Convenient CUDA wrappers for productive GPU programming
Smart CUDA library is a lightweight C/C++ wrapper of the CUDA runtime API for productive natural-like CUDA programming. Smart CUDA follows the natural CUDA programming style; however, it provides low level abstraction to allow for a more convenient programming. In this way, Smart CUDA enhances developer productivity while attaining very high performance. Smart CUDA integrates seamlessly with C/C++ arrays and pointers, STL vector, and Thrust arrays. Smart CUDA only wraps the data on the device and host, therefore data on the host and device can have several wrappers and different views. This makes it very flexible, and allows easy integration with other platform and libraries.

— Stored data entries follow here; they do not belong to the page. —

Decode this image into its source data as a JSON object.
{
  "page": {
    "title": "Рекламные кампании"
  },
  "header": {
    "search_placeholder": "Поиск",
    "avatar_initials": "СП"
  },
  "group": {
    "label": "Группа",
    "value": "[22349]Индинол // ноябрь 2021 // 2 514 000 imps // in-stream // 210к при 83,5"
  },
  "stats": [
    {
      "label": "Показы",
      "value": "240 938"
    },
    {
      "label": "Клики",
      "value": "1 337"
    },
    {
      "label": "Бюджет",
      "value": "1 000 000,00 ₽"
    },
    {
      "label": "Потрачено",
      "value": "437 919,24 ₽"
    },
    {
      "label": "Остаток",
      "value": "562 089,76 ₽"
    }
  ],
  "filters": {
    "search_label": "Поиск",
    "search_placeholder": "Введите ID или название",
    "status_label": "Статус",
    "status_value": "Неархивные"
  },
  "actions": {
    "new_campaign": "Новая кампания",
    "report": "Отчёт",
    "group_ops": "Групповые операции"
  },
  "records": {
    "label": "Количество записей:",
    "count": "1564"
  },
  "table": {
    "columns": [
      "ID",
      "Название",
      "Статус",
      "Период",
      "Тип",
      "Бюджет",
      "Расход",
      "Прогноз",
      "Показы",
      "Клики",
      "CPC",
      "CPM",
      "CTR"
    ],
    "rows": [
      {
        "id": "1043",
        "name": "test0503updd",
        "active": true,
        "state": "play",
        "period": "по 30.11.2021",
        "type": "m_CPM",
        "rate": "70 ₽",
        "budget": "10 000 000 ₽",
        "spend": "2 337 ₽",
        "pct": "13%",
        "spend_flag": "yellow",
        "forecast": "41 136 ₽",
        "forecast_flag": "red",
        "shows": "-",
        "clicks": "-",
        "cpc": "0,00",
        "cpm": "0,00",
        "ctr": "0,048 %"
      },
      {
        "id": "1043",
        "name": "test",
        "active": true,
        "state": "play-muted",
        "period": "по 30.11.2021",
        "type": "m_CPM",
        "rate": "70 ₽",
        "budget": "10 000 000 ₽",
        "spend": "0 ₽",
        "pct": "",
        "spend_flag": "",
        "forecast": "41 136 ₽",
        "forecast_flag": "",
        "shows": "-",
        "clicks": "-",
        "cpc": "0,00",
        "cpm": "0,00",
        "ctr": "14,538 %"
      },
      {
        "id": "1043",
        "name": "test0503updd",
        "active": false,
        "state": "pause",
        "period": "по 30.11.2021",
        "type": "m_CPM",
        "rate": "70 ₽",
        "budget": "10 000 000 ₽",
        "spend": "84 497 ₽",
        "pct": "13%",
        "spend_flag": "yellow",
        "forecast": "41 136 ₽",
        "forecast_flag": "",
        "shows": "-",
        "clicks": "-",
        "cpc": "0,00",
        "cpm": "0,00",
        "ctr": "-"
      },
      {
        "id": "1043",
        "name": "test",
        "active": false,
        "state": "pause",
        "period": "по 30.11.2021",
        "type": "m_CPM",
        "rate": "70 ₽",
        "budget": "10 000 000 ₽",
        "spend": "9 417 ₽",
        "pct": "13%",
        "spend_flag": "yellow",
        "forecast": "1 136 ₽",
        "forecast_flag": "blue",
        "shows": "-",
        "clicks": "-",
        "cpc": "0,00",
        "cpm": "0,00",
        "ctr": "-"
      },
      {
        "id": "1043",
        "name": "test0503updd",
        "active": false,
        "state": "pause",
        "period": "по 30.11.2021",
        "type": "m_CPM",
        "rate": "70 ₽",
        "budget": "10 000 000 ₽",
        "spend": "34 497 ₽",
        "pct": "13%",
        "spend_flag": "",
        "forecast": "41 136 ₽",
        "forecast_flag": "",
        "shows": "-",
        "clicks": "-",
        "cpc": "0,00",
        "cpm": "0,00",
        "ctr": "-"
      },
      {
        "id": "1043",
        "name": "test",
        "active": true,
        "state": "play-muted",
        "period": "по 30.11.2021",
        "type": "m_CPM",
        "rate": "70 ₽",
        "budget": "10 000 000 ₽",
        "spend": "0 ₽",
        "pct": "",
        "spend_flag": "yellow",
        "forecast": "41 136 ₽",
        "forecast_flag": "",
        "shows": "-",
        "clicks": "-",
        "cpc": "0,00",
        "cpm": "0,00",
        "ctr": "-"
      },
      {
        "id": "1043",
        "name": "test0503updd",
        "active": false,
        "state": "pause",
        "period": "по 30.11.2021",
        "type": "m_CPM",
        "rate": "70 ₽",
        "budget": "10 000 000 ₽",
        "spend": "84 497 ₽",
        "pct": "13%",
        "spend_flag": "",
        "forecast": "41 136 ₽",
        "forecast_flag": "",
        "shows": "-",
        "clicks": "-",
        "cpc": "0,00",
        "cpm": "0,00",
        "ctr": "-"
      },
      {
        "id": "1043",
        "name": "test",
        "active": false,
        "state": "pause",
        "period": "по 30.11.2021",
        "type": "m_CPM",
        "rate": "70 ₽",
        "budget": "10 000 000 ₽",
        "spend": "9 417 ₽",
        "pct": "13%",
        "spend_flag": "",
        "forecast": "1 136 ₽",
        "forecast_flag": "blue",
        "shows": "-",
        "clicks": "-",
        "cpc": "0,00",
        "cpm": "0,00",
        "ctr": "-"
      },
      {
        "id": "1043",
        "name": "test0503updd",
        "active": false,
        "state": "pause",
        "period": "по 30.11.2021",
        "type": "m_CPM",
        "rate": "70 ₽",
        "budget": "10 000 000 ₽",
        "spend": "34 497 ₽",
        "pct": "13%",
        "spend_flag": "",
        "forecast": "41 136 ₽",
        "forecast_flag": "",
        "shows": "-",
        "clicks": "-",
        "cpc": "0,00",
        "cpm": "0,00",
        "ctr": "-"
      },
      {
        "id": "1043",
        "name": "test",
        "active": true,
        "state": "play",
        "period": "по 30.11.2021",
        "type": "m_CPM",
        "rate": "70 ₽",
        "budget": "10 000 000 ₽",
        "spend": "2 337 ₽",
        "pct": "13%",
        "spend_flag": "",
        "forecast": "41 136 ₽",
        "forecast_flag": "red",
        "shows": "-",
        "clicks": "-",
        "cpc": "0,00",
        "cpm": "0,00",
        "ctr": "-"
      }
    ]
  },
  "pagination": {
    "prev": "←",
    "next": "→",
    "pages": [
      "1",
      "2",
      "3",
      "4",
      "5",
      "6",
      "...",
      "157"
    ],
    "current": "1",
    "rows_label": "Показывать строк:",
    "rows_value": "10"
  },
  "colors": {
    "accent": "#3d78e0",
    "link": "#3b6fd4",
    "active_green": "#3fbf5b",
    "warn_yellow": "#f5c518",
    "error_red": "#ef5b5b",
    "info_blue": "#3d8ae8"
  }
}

Even though I am relatively new to C/C++ and CUDA programming, I realized that a lightweight wrapper could boost gpu programming productivity. Thus, I developed several wrappers that preserved the natural programming style as I went through the CUDA Programming Guide. Smart CUDA is the compilation of the basic wrappers I have currently developed. Smart CUDA library is meant to complement the efforts of other libraries such as Thrust and VexCL and help boost gpu programming productivity.
#include "smartCuda_lib\smartCuda.h" ////include current version of smartCuda
Only two things to learn: Smart Array and Smart Array Wrapper. The Smart Array is for data allocation and Smart Array Wrapper is for management of allocated data.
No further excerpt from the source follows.